Читаем Greybeard полностью

“I’m only telling you what he said. I’m not responsible for him. I just reckon old Boss Mole ought to know the Scotsmen are coming, that’s all.” Sam’s voice relapsed into the irritable whine they all used at times. Betty turned back to her stove. She said, “Everyone who comes here brings rumours. If it isn’t the Scots, it’s herds of savage animals. Rumours, rumours… It’s as bad as the last war, when they kept telling us there was going to be an invasion. I reckoned at the time they only done it to scare us, but I was scared just the same.”

Sam cut off her muttering. “Rumours or not, I’m telling you what the man said. I thought I ought to come up here and report it. Did I do right or didn’t I?”

“Where had this fellow come from?” Greybeard asked.

“He hadn’t come from anywhere. He was going to Faringdon.” He smiled his sly doggy smile at his joke, and picked up a reflected smile from Towin. “Did he say where he had been?” Greybeard asked patiently. “He said he had been coming from up river. Said there was a lot of stoats heading this way.”

“Eh, that’s another rumour we’ve heard before,” Betty said to herself, nodding her head. “You keep your trap shut, you old cow,” Sam said, without rancour. Greybeard took hold of his rifle by the barrel and moved into the middle of the room until he stood looking down at Sam. “Is that all you have to report, Sam?”

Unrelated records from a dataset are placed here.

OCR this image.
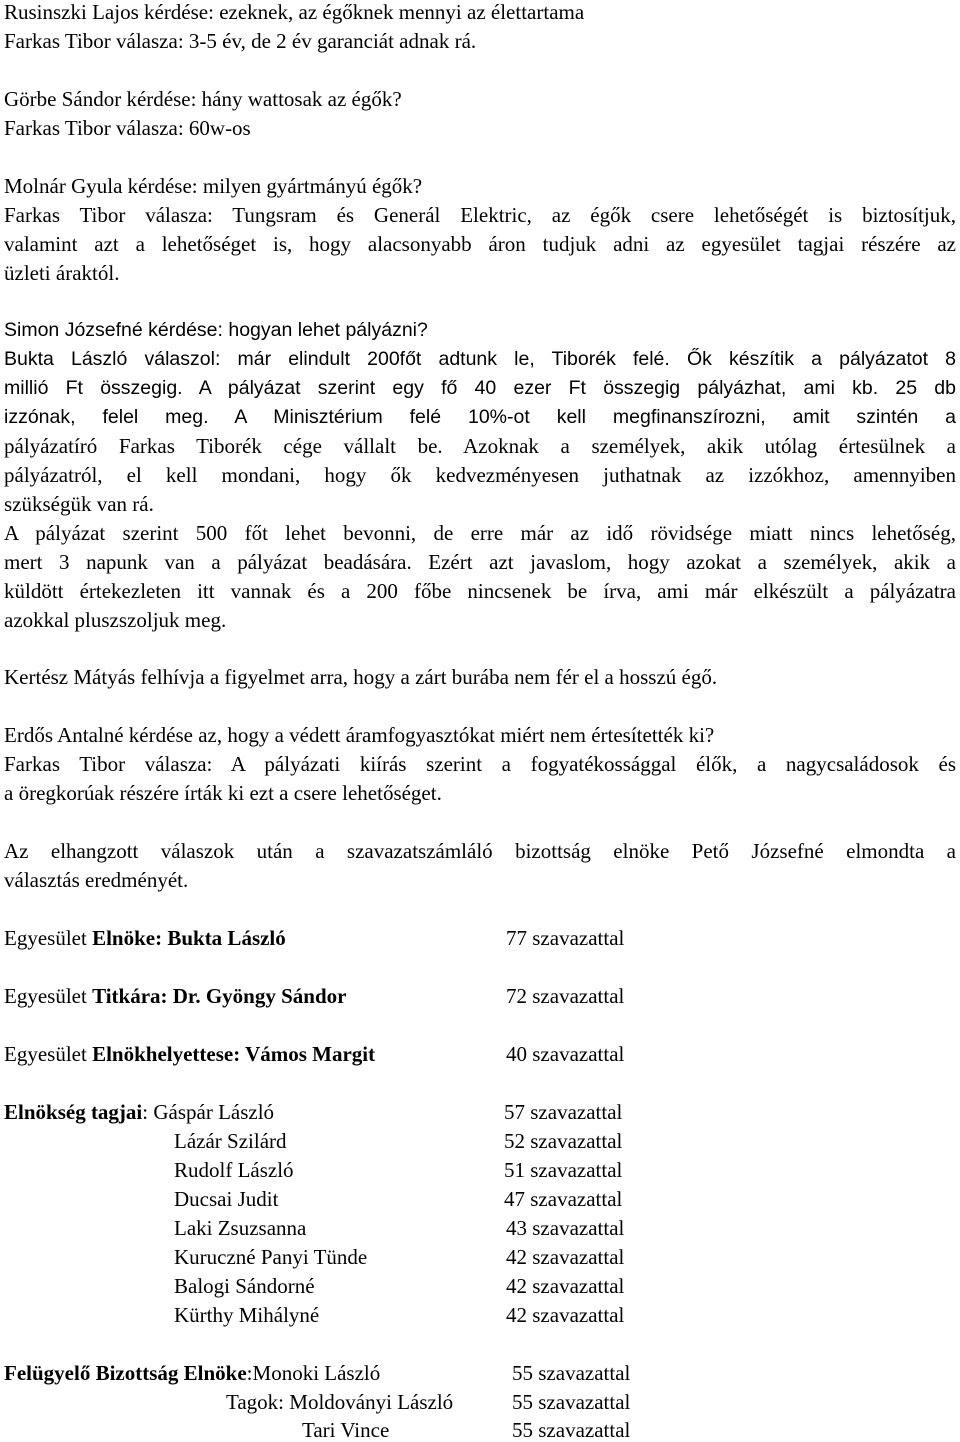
Rusinszki Lajos kérdése: ezeknek, az égőknek mennyi az élettartama
Farkas Tibor válasza: 3-5 év, de 2 év garanciát adnak rá.
Görbe Sándor kérdése: hány wattosak az égők?
Farkas Tibor válasza: 60w-os
Molnár Gyula kérdése: milyen gyártmányú égők?
Farkas Tibor válasza: Tungsram és Generál Elektric, az égők csere lehetőségét is biztosítjuk,
valamint azt a lehetőséget is, hogy alacsonyabb áron tudjuk adni az egyesület tagjai részére az
üzleti áraktól.
Simon Józsefné kérdése: hogyan lehet pályázni?
Bukta László válaszol: már elindult 200főt adtunk le, Tiborék felé. Ők készítik a pályázatot 8
millió Ft összegig. A pályázat szerint egy fő 40 ezer Ft összegig pályázhat, ami kb. 25 db
izzónak, felel meg. A Minisztérium felé 10%-ot kell megfinanszírozni, amit szintén a
pályázatíró Farkas Tiborék cége vállalt be. Azoknak a személyek, akik utólag értesülnek a
pályázatról, el kell mondani, hogy ők kedvezményesen juthatnak az izzókhoz, amennyiben
szükségük van rá.
A pályázat szerint 500 főt lehet bevonni, de erre már az idő rövidsége miatt nincs lehetőség,
mert 3 napunk van a pályázat beadására. Ezért azt javaslom, hogy azokat a személyek, akik a
küldött értekezleten itt vannak és a 200 főbe nincsenek be írva, ami már elkészült a pályázatra
azokkal pluszszoljuk meg.
Kertész Mátyás felhívja a figyelmet arra, hogy a zárt burába nem fér el a hosszú égő.
Erdős Antalné kérdése az, hogy a védett áramfogyasztókat miért nem értesítették ki?
Farkas Tibor válasza: A pályázati kiírás szerint a fogyatékossággal élők, a nagycsaládosok és
a öregkorúak részére írták ki ezt a csere lehetőséget.
Az elhangzott válaszok után a szavazatszámláló bizottság elnöke Pető Józsefné elmondta a
választás eredményét.
Egyesület Elnöke: Bukta László	77 szavazattal
Egyesület Titkára: Dr. Gyöngy Sándor	72 szavazattal
Egyesület Elnökhelyettese: Vámos Margit	40 szavazattal
Elnökség tagjai: Gáspár László	57 szavazattal
Lázár Szilárd	52 szavazattal
Rudolf László	51 szavazattal
Ducsai Judit	47 szavazattal
Laki Zsuzsanna	43 szavazattal
Kuruczné Panyi Tünde	42 szavazattal
Balogi Sándorné	42 szavazattal
Kürthy Mihályné	42 szavazattal
Felügyelő Bizottság Elnöke:Monoki László	55 szavazattal
Tagok: Moldoványi László	55 szavazattal
Tari Vince	55 szavazattal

”Scotsmen, stoats — what more do you want from one patrol? I didn’t see any elephants, if you were wondering.” He cracked his grin again, looking again for Towin Thomas’s approval.

“You aren’t bright enough to know an elephant if you saw it, Sam, you old fleapit,” Towin said. Ignoring this exchange, Greybeard said, “Okay, Sam, back you go on patrol. There’s another twenty minutes before you are relieved.”

“What, go back out there just for another lousy twenty minutes? Not on your flaming nelly, Greybeard! I’ve had it for this afternoon and I’m sitting right here on this stool. Let it ride for twenty minutes. Nobody’s going to run away with Sparcot, whatever Jim Mole may think.”

“You know the dangers as well as I do.”

“You know you’ll never get any sense out of me, not while I’ve got this bad back. These blinking guard duties come round too often for my liking.” Betty and Towin kept silent. The latter cast a glance at his broken wrist watch. Both he and Betty, like everyone else in the village, had had the necessity for continuous guard drummed into them often enough, but they kept their eyes tracing the seamed lines on the board floor, knowing the effort involved in thrusting old legs an extra time up and down stairs and an extra time round the perimeter.

The advantage lay with Sam, as he sensed. Facing Greybeard more boldly, he said, “Why don’t you take over for twenty minutes if you’re so keen on defending the dump? You’re a young man — it’ll do you good to have a stretch.”

Greybeard tucked the leather sling of the rifle over his left shoulder and turned to Towin, who stopped gnawing the top of his cudgel to look up.

“Strike the alarm gong if you want me in a hurry, and not otherwise. Remind old Betty it’s not a dinner gong.”

The woman cackled as he moved towards the door, buttoning his baggy jacket. “Your grub’s just on ready, Algy. Why not stay and eat it?” she asked. Greybeard slammed the door without answering. They listened to his heavy tread descending the stairs. “You don’t reckon he took offence, do you? He wouldn’t report me to old Mole, would he?” Sam asked anxiously. The others mumbled neutrally and hugged their lean ribs; they did not want to be involved in any trouble.

Greybeard walked slowly along the middle of the street, avoiding the puddles still left from a rainstorm two days ago. Most of Sparcot’s drains and gutters were blocked; but the reluctance of the water to run away was due mainly to the marshiness of the land. Somewhere upstream, debris was blocking the river, causing it to overflow its banks. He must speak to Mole; they must get up an expedition to look into the trouble. But Mole was growing increasingly cantankerous, and his policy of isolationism would be against any move out of the village.

He chose to walk by the river, to continue round the perimeter of the stockade afterwards. He brushed through an encroaching elder’s stark spikes, smelling as he did so a melancholy-sweet smell of the river and the things that mouldered by it.

Several of the houses that backed on to the river had been devoured by fire before he and his fellows came to live here. Vegetation grew sturdily inside and outside their shells. On a back gate lying crookedly in long grass, faded lettering proclaimed the name of the nearest shell: Thameside.